Cooking and food unlike any other art forms, can be appreciated by everybody, for its not difficult to understand, we are biologically programmed to find it appealing and of all the expressions of creativity is perhaps the easiest ”to””digest” . Although we see a lot of food in movies, we don’t see too many food movies anymore. So this much talked about venture by the man who played Iron Man’s cheauffer was a movie which incited the rather alien concept of anticipation in me.

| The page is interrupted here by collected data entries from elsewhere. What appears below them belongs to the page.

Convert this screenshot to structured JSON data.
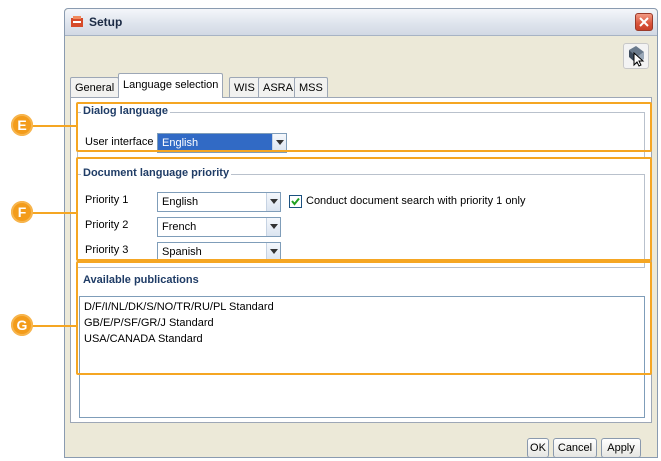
{
  "window": {
    "title": "Setup",
    "help_icon": "help-cursor-icon",
    "close_icon": "close-icon"
  },
  "tabs": [
    {
      "label": "General"
    },
    {
      "label": "Language selection",
      "active": true
    },
    {
      "label": "WIS"
    },
    {
      "label": "ASRA"
    },
    {
      "label": "MSS"
    }
  ],
  "dialog_language": {
    "title": "Dialog language",
    "ui_label": "User interface",
    "ui_value": "English"
  },
  "document_priority": {
    "title": "Document language priority",
    "rows": [
      {
        "label": "Priority 1",
        "value": "English"
      },
      {
        "label": "Priority 2",
        "value": "French"
      },
      {
        "label": "Priority 3",
        "value": "Spanish"
      }
    ],
    "checkbox_label": "Conduct document search with priority 1 only",
    "checkbox_checked": true
  },
  "publications": {
    "title": "Available publications",
    "items": [
      "D/F/I/NL/DK/S/NO/TR/RU/PL Standard",
      "GB/E/P/SF/GR/J Standard",
      "USA/CANADA Standard"
    ]
  },
  "buttons": {
    "ok": "OK",
    "cancel": "Cancel",
    "apply": "Apply"
  },
  "callouts": [
    "E",
    "F",
    "G"
  ],
  "colors": {
    "highlight": "#f5a623",
    "accent": "#316ac5",
    "group_title": "#1f3c66"
  }
}
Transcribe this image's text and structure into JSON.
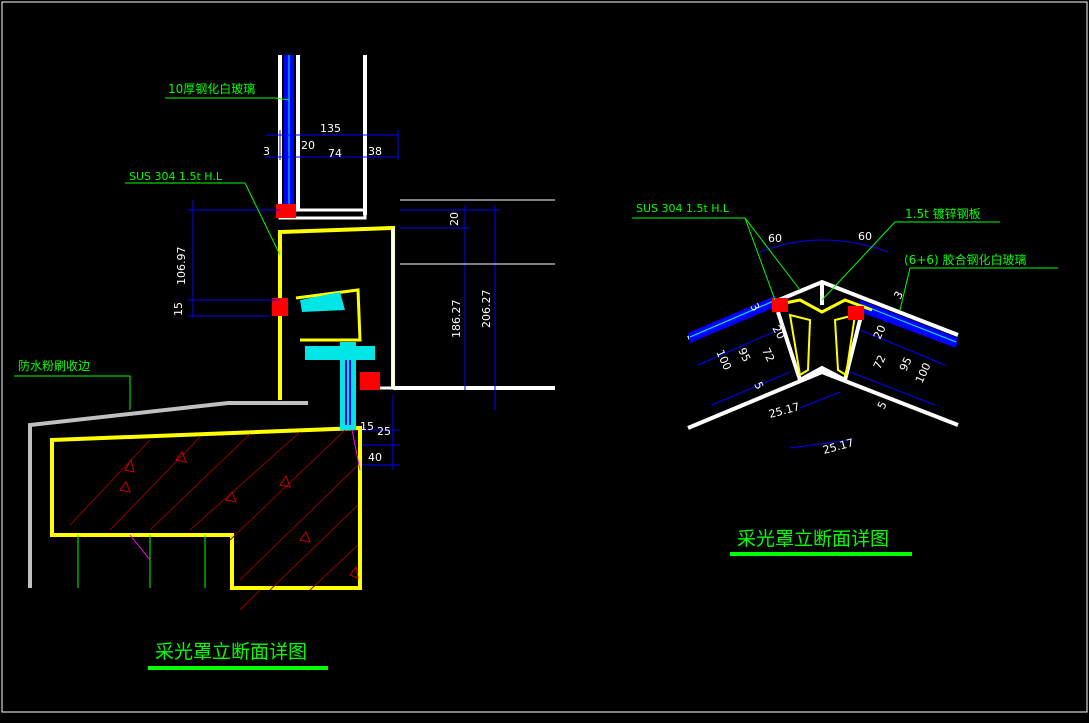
{
  "left_detail": {
    "labels": {
      "glass": "10厚钢化白玻璃",
      "steel": "SUS 304 1.5t H.L",
      "waterproof": "防水粉刷收边"
    },
    "dims": {
      "d135": "135",
      "d3": "3",
      "d20a": "20",
      "d74": "74",
      "d38": "38",
      "d20b": "20",
      "d106": "106.97",
      "d15a": "15",
      "d186": "186.27",
      "d206": "206.27",
      "d15b": "15",
      "d25": "25",
      "d40": "40"
    },
    "title": "采光罩立断面详图"
  },
  "right_detail": {
    "labels": {
      "steel": "SUS 304 1.5t H.L",
      "galv": "1.5t 镀锌钢板",
      "laminated": "(6+6) 胶合钢化白玻璃"
    },
    "dims": {
      "a60l": "60",
      "a60r": "60",
      "l3": "3",
      "l20": "20",
      "l100": "100",
      "l95": "95",
      "l72": "72",
      "l5": "5",
      "r3": "3",
      "r20": "20",
      "r72": "72",
      "r95": "95",
      "r100": "100",
      "r5": "5",
      "b2517a": "25.17",
      "b2517b": "25.17"
    },
    "title": "采光罩立断面详图"
  },
  "colors": {
    "background": "#000000",
    "label_green": "#00ff00",
    "frame_yellow": "#ffff00",
    "dim_blue": "#0000ff",
    "accent_red": "#ff0000",
    "hatch_red": "#cc0000",
    "cyan": "#00e5e5",
    "wall_gray": "#c0c0c0"
  }
}
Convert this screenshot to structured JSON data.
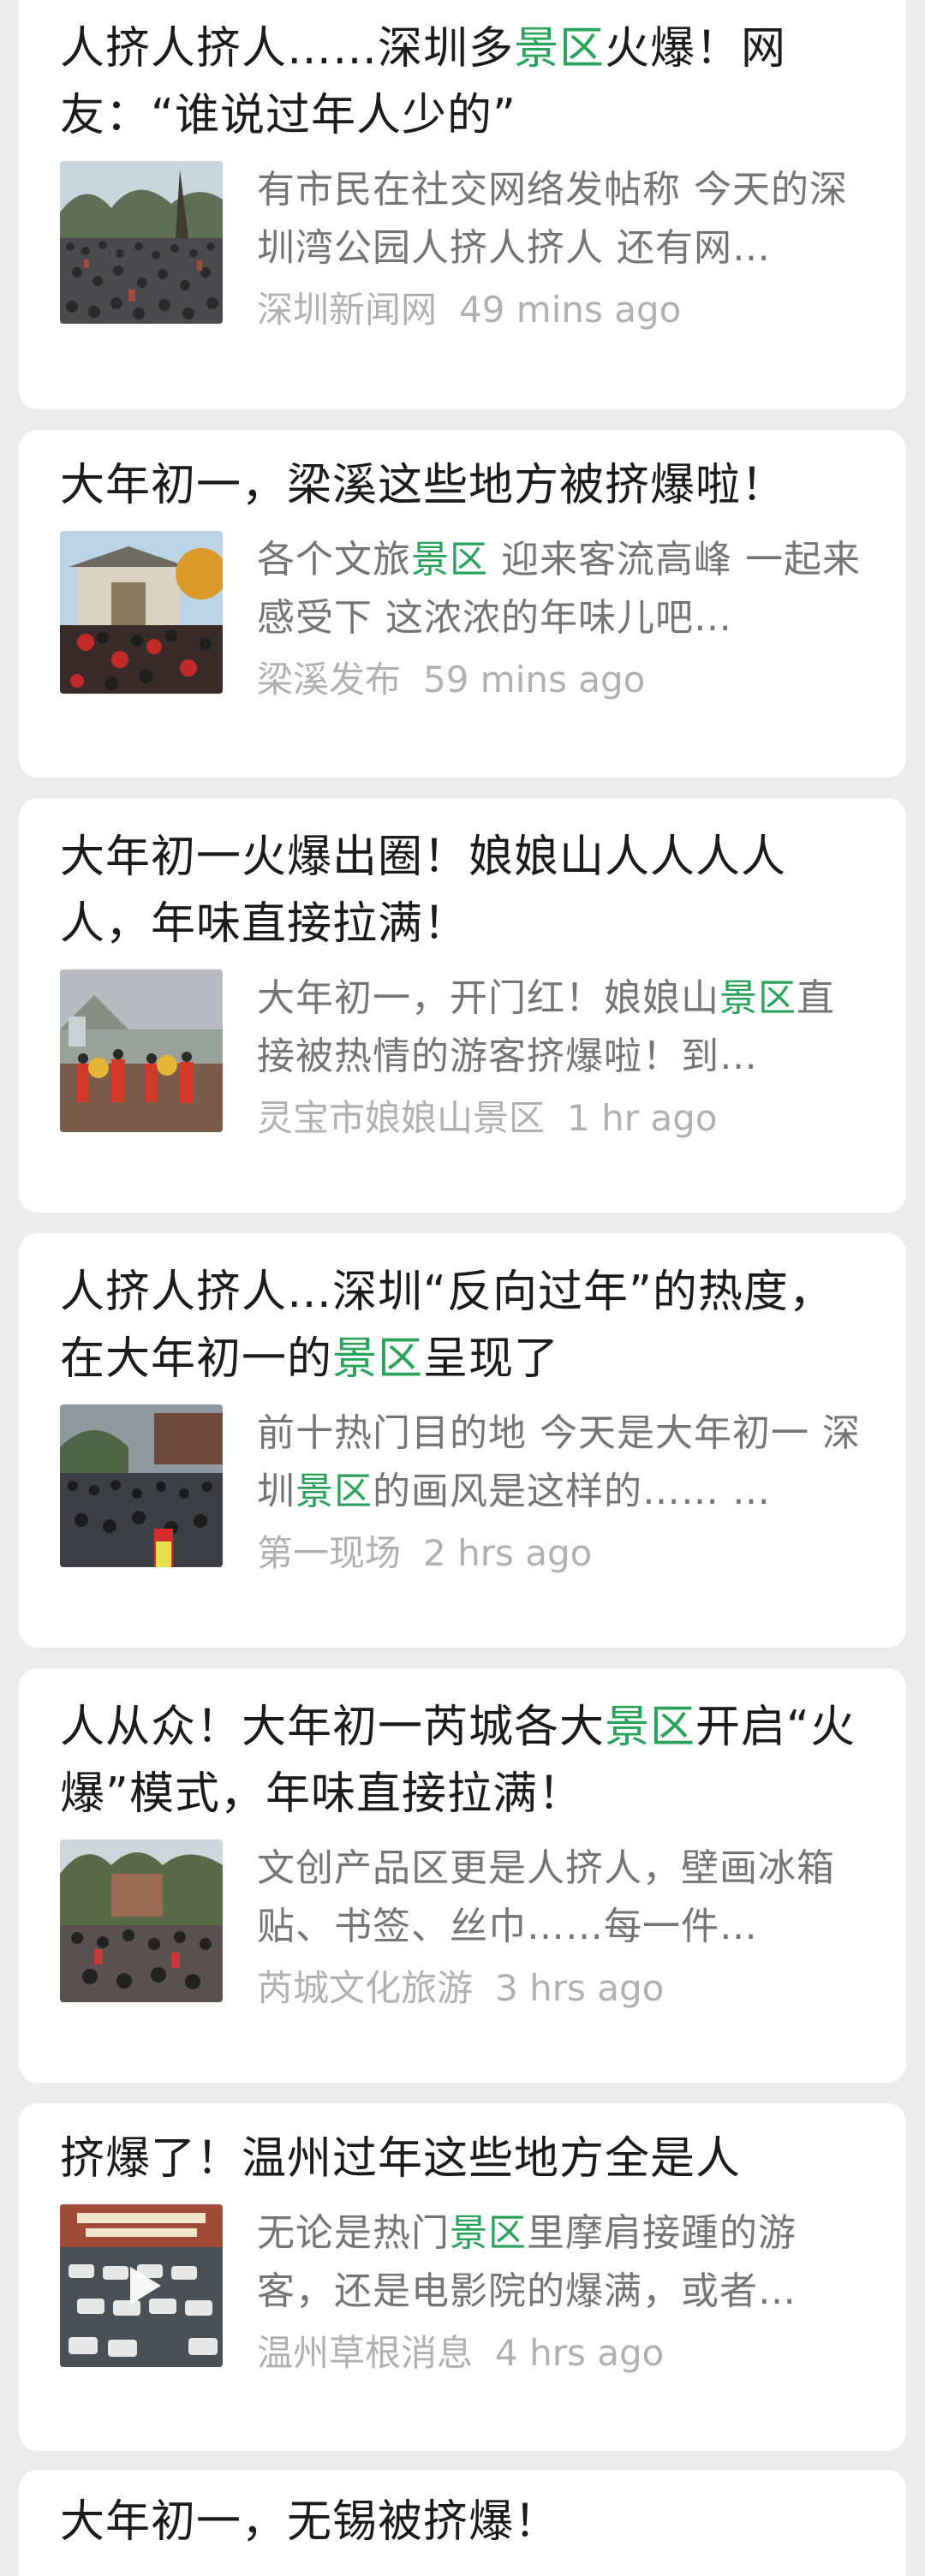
{
  "accent_color": "#2aa35a",
  "articles": [
    {
      "title_parts": [
        "人挤人挤人……深圳多",
        "景区",
        "火爆！网友：“谁说过年人少的”"
      ],
      "snippet_parts": [
        "有市民在社交网络发帖称 今天的深圳湾公园人挤人挤人 还有网…",
        "",
        ""
      ],
      "source": "深圳新闻网",
      "time": "49 mins ago",
      "thumbnail": "crowd-park-photo"
    },
    {
      "title_parts": [
        "大年初一，梁溪这些地方被挤爆啦！",
        "",
        ""
      ],
      "snippet_parts": [
        "各个文旅",
        "景区",
        " 迎来客流高峰 一起来感受下 这浓浓的年味儿吧…"
      ],
      "source": "梁溪发布",
      "time": "59 mins ago",
      "thumbnail": "temple-gate-crowd-photo"
    },
    {
      "title_parts": [
        "大年初一火爆出圈！娘娘山人人人人人，年味直接拉满！",
        "",
        ""
      ],
      "snippet_parts": [
        "大年初一，开门红！娘娘山",
        "景区",
        "直接被热情的游客挤爆啦！到…"
      ],
      "source": "灵宝市娘娘山景区",
      "time": "1 hr ago",
      "thumbnail": "lion-dance-photo"
    },
    {
      "title_parts": [
        "人挤人挤人…深圳“反向过年”的热度，在大年初一的",
        "景区",
        "呈现了"
      ],
      "snippet_parts": [
        "前十热门目的地 今天是大年初一 深圳",
        "景区",
        "的画风是这样的…… …"
      ],
      "source": "第一现场",
      "time": "2 hrs ago",
      "thumbnail": "street-crowd-photo"
    },
    {
      "title_parts": [
        "人从众！大年初一芮城各大",
        "景区",
        "开启“火爆”模式，年味直接拉满！"
      ],
      "snippet_parts": [
        "文创产品区更是人挤人，壁画冰箱贴、书签、丝巾……每一件…",
        "",
        ""
      ],
      "source": "芮城文化旅游",
      "time": "3 hrs ago",
      "thumbnail": "square-crowd-photo"
    },
    {
      "title_parts": [
        "挤爆了！温州过年这些地方全是人",
        "",
        ""
      ],
      "snippet_parts": [
        "无论是热门",
        "景区",
        "里摩肩接踵的游客，还是电影院的爆满，或者…"
      ],
      "source": "温州草根消息",
      "time": "4 hrs ago",
      "thumbnail": "parking-lot-video",
      "has_play_icon": true
    },
    {
      "title_parts": [
        "大年初一，无锡被挤爆！",
        "",
        ""
      ],
      "snippet_parts": [
        "",
        "",
        ""
      ],
      "source": "",
      "time": "",
      "thumbnail": ""
    }
  ]
}
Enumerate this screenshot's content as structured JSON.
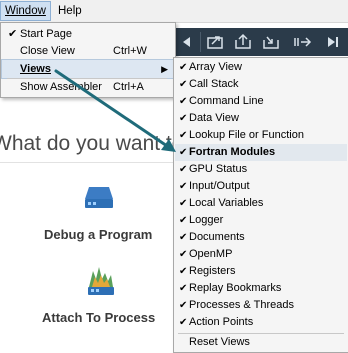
{
  "menubar": {
    "window_label": "Window",
    "help_label": "Help"
  },
  "window_menu": {
    "items": [
      {
        "label": "Start Page",
        "checked": true,
        "shortcut": ""
      },
      {
        "label": "Close View",
        "checked": false,
        "shortcut": "Ctrl+W"
      },
      {
        "label": "Views",
        "checked": false,
        "shortcut": "",
        "submenu": true
      },
      {
        "label": "Show Assembler",
        "checked": false,
        "shortcut": "Ctrl+A"
      }
    ]
  },
  "views_menu": {
    "items": [
      {
        "label": "Array View",
        "checked": true
      },
      {
        "label": "Call Stack",
        "checked": true
      },
      {
        "label": "Command Line",
        "checked": true
      },
      {
        "label": "Data View",
        "checked": true
      },
      {
        "label": "Lookup File or Function",
        "checked": true
      },
      {
        "label": "Fortran Modules",
        "checked": true
      },
      {
        "label": "GPU Status",
        "checked": true
      },
      {
        "label": "Input/Output",
        "checked": true
      },
      {
        "label": "Local Variables",
        "checked": true
      },
      {
        "label": "Logger",
        "checked": true
      },
      {
        "label": "Documents",
        "checked": true
      },
      {
        "label": "OpenMP",
        "checked": true
      },
      {
        "label": "Registers",
        "checked": true
      },
      {
        "label": "Replay Bookmarks",
        "checked": true
      },
      {
        "label": "Processes & Threads",
        "checked": true
      },
      {
        "label": "Action Points",
        "checked": true
      }
    ],
    "reset_label": "Reset Views"
  },
  "start_page": {
    "heading": "What do you want to",
    "actions": [
      {
        "label": "Debug a Program",
        "icon": "server-drive-icon"
      },
      {
        "label": "Attach To Process",
        "icon": "attach-process-icon"
      }
    ]
  },
  "toolbar": {
    "icons": [
      "back-arrow-icon",
      "step-out-icon",
      "step-in-icon",
      "return-icon",
      "jump-icon",
      "skip-end-icon"
    ]
  },
  "colors": {
    "toolbar_bg": "#2b3b4a",
    "annotation_arrow": "#1f6b7a",
    "menu_highlight": "#dde7f2",
    "icon_blue": "#2d6fb5"
  }
}
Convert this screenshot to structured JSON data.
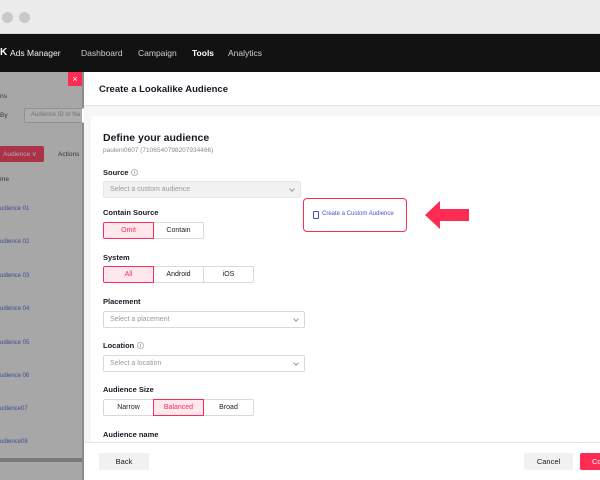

Jon Favreau plays an overweight, chef caught in that very familiar rut which is getting so easy to market to us audiences. His creativity being suppressed by Dustin Hoffman who is the owner of the restaurant in which he works. Scarlett Johansson is the Maitre D who is the groupie to this tattooed creator of amuse bouche and what not. Then there is the assistant chef/friend, John Leguizamo who is to the stereotypical Latino role what Gandolfini was to the Italian mobster. Sofia Vergara carries her Modern Family self, to the table as the Chef’s ex-wife with a small appearance by Robert Downey Jr. as her ex-ex husband. The story takes off as a hot shot food blogger/reviewer (Oliver Platt) visits and reviews the tasty if uninspired menu at Favreau’s restaurant. What follows is a well written but downright demeaning review burning out our culinary genius. As the man makes a spectacle of himself, becomes an online sensation and looses his job, begins the journey to fulfilling his dreams. So the chef chooses to become a food Trucker making stuff which is truer to himself than to those from whom more money can be made.
Such movies are not meant to be unpredictable, I mean despite a little language which any self respecting child is anyway up to date with, there is nothing which stops this from being a tall pitcher of happy endings and earning a pat on the back as a family movie. It fits this genre in more sense than one, with a you don’t spend enough time with me/take me on a road trip/ shucks I love my son but have no time for him – father son relationship being pretty much the storyline. The son, does a great job in the film. The success of the chef’s food is shown bolstered by an incredible amount of Tweeting and Vining and Facebooking. If you don’t get how this works, don’t worry a 10 year old shall devote some time to its explanation. While the overall air of the picture was a pleasing one I had a few bones to pick:
- There are parts of the movie where you clearly feel, the storyline isn’t smooth and consistent.
- Although offering a lot of visually stunning food photography and elements to which the viewers of food TV shows might relate to, there is nothing new about the life of a chef that’s showcased.
- Ironically the review which marks the beginning of the food story is pretty spot on about the film too, its hearty, its filling and even tasty at points but then again it seems a little needy. With forced humor popping its head now and again and a father son bond put too little stretch on the imagination and too much on stereotype.
- Gloria can be pretty irritating when parted from her ageing husband and decidedly ‘modern’ family.
- You don’t take talent like that of Dustin Hoffman and Oliver Platt and not showcase it. The rain man shares not one glimpse of his toothy smile.
Overall the entire spectacle is a decent watch, made palatable with the excellent Cuban music in the air. But it is not difficult to see that the actor/writer/director has become more used to audiences who are awed by flying metal suits ,often let details escape them, details like you don’t put garlic before the olive oil in the pan when cooking.